A 19 heures précises, le cortège du chef du gouvernement arrive. D'un pas alerte, Mehdi Jomaa dévale les escaliers. Derrière lui, son porte-parole, Nidhal Ouerfelli, et son conseiller diplomatique, Hatem Atallah. Très en forme, prêt à en découdre, il s'attarde quelques minutes à son bureau puis arrive dans le grand patio où l'attendent les journalistes. Le show commence. D'une haute facture…
En moins de 20 minutes, questions-réponses comprises, il a tout expédié. De retour à son bureau, ses conseillers le félicitent pour sa prestation, alors qu'il vide une mini-bouteille d'eau minérale pour se désaltérer. Soulagé d'un fardeau qui lui pesait sur les épaules, il doit se congratuler lui-même de n'avoir pas écouté le chant des sirènes. Ses propos étaient-ils en accord avec sa pensée ? Y avait-il un mot de trop ? Personne n'y relèvera le moindre impair. Il y a surtout ce fameux «J'ai décidé», prononcé sur un ton solennel qui rappelle Bourguiba. Il signifie qu'il a été tenté par la présidence de la République mais y a renoncé. Le plus approprié aurait été de dire : «Je confirme que je n'y ai jamais pensé». Mais, après tout, l'essentiel, c'est qu'il n'est pas candidat. Un «acte d'honneur», de «dignité», un «grand homme d'Etat», noteront les journalistes et les chroniqueurs le lendemain.

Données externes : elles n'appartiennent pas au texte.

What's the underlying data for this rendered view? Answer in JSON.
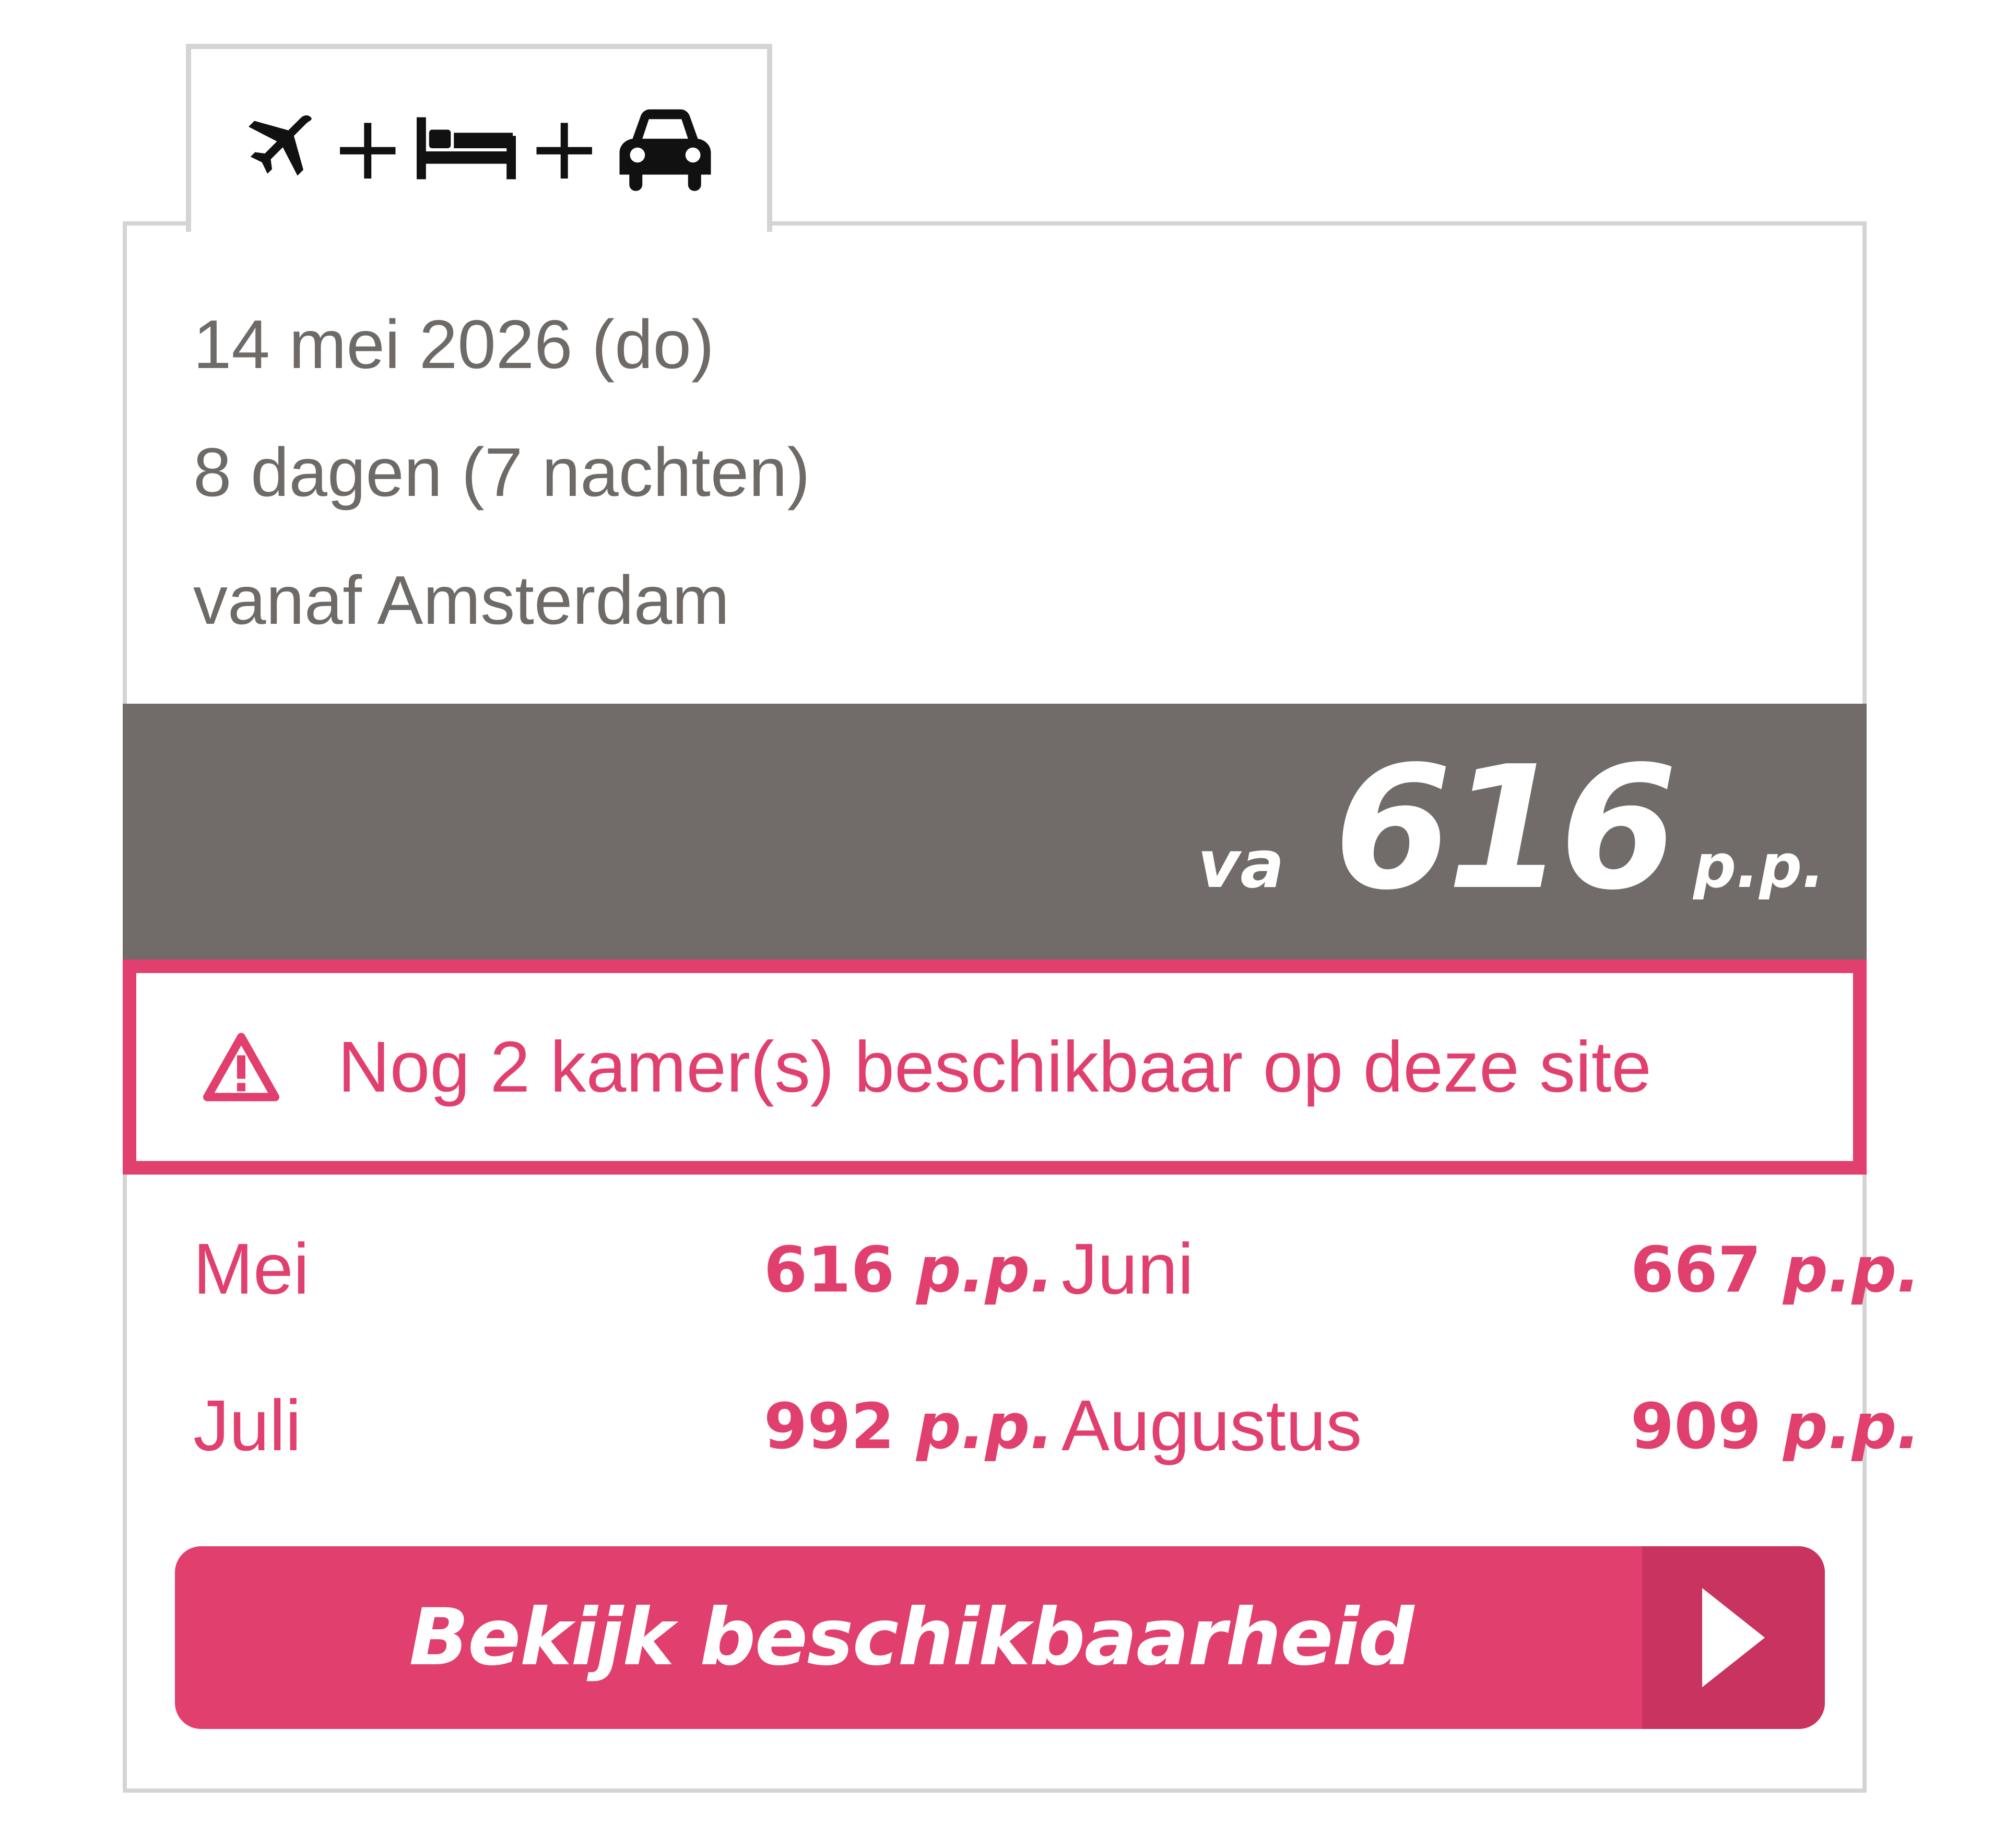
{
  "tab": {
    "icons": [
      "plane-icon",
      "bed-icon",
      "car-icon"
    ],
    "separator": "+"
  },
  "info": {
    "date": "14 mei 2026 (do)",
    "duration": "8 dagen (7 nachten)",
    "departure": "vanaf Amsterdam"
  },
  "price": {
    "prefix": "va",
    "amount": "616",
    "suffix": "p.p."
  },
  "alert": {
    "icon": "warning-icon",
    "text": "Nog 2 kamer(s) beschikbaar op deze site"
  },
  "months": [
    {
      "name": "Mei",
      "price": "616",
      "suffix": "p.p."
    },
    {
      "name": "Juni",
      "price": "667",
      "suffix": "p.p."
    },
    {
      "name": "Juli",
      "price": "992",
      "suffix": "p.p."
    },
    {
      "name": "Augustus",
      "price": "909",
      "suffix": "p.p."
    }
  ],
  "cta": {
    "label": "Bekijk beschikbaarheid",
    "icon": "play-arrow-icon"
  },
  "colors": {
    "accent": "#e13f6e",
    "accent_dark": "#c8345f",
    "price_bar": "#716c69",
    "text_gray": "#6e6a67",
    "border": "#d4d4d4"
  }
}
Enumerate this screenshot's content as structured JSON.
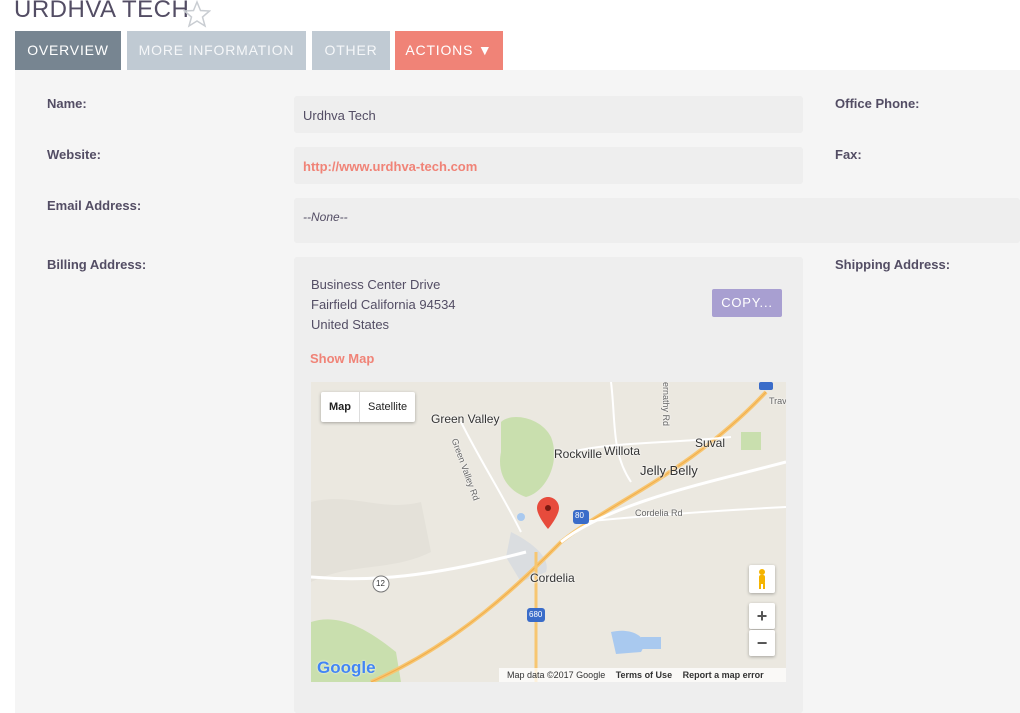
{
  "page": {
    "title": "URDHVA TECH"
  },
  "tabs": [
    {
      "label": "OVERVIEW"
    },
    {
      "label": "MORE INFORMATION"
    },
    {
      "label": "OTHER"
    },
    {
      "label": "ACTIONS ▼"
    }
  ],
  "fields": {
    "name_label": "Name:",
    "name_value": "Urdhva Tech",
    "website_label": "Website:",
    "website_value": "http://www.urdhva-tech.com",
    "email_label": "Email Address:",
    "email_value": "--None--",
    "billing_label": "Billing Address:",
    "office_phone_label": "Office Phone:",
    "fax_label": "Fax:",
    "shipping_label": "Shipping Address:"
  },
  "billing": {
    "street": "Business Center Drive",
    "city_line": "Fairfield California  94534",
    "country": "United States",
    "copy_label": "COPY...",
    "show_map": "Show Map"
  },
  "map": {
    "type_map": "Map",
    "type_satellite": "Satellite",
    "zoom_in": "+",
    "zoom_out": "−",
    "attribution": "Map data ©2017 Google",
    "terms": "Terms of Use",
    "report": "Report a map error",
    "logo": "Google",
    "places": {
      "green_valley": "Green Valley",
      "rockville": "Rockville",
      "willota": "Willota",
      "suval": "Suval",
      "jelly_belly": "Jelly Belly",
      "cordelia": "Cordelia",
      "green_valley_rd": "Green Valley Rd",
      "cordelia_rd": "Cordelia Rd",
      "abernathy_rd": "ernathy Rd",
      "trav": "Trav",
      "shield_80": "80",
      "shield_680": "680",
      "shield_12": "12"
    }
  },
  "colors": {
    "tab_active": "#778591",
    "tab_inactive": "#c0cad3",
    "tab_actions": "#f08377",
    "link": "#f08377",
    "copy_button": "#a89fd1"
  }
}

Comment se conduira-t-il désormais?
Plus que jamais en chef de gouvernement, affirment ses proches! Les deux autres présidents, de la République et de l'ANC, en campagne électorale, c'est lui qui garde la maison Tunisie. En première ligne, il assume et pour cela, il exerce pleinement ses attributions. La sécurité sera sans doute sa priorité absolue, mais aussi la bonne tenue des élections, dans un climat favorable. L'Isie est responsable des scrutins et de leur transparence, du respect de la loi électorale et de l'application rigoureuse de toutes leurs dispositions. Mehdi Jomaa, quant à lui, veillera au grain.
Le sens de l'Etat et le sang des martyrs sont ses véritables moteurs de fonctionnement. Rien que la toute dernière épreuve meurtrière du Chaambi, cette «débâcle» qu'il a vécue en direct, dans sa chair, de la salle des opérations du ministère de la Défense ne s'est pas encore cicatrisée. Son sourire s'efface et son visage se n n n
n n n ferme: «J'ai en mémoire le sang de nos vaillants soldats, gardes nationaux et policiers. Je mesure le sens de leur martyre et la douleur de leurs familles», nous confie-t-il. Le sens de l'Etat l'emporte sur tout dans mes décisions. Aucune tolérance n'est possible, c'est du non-négociable !».
Que compte-t-il faire après son départ de la Kasbah ?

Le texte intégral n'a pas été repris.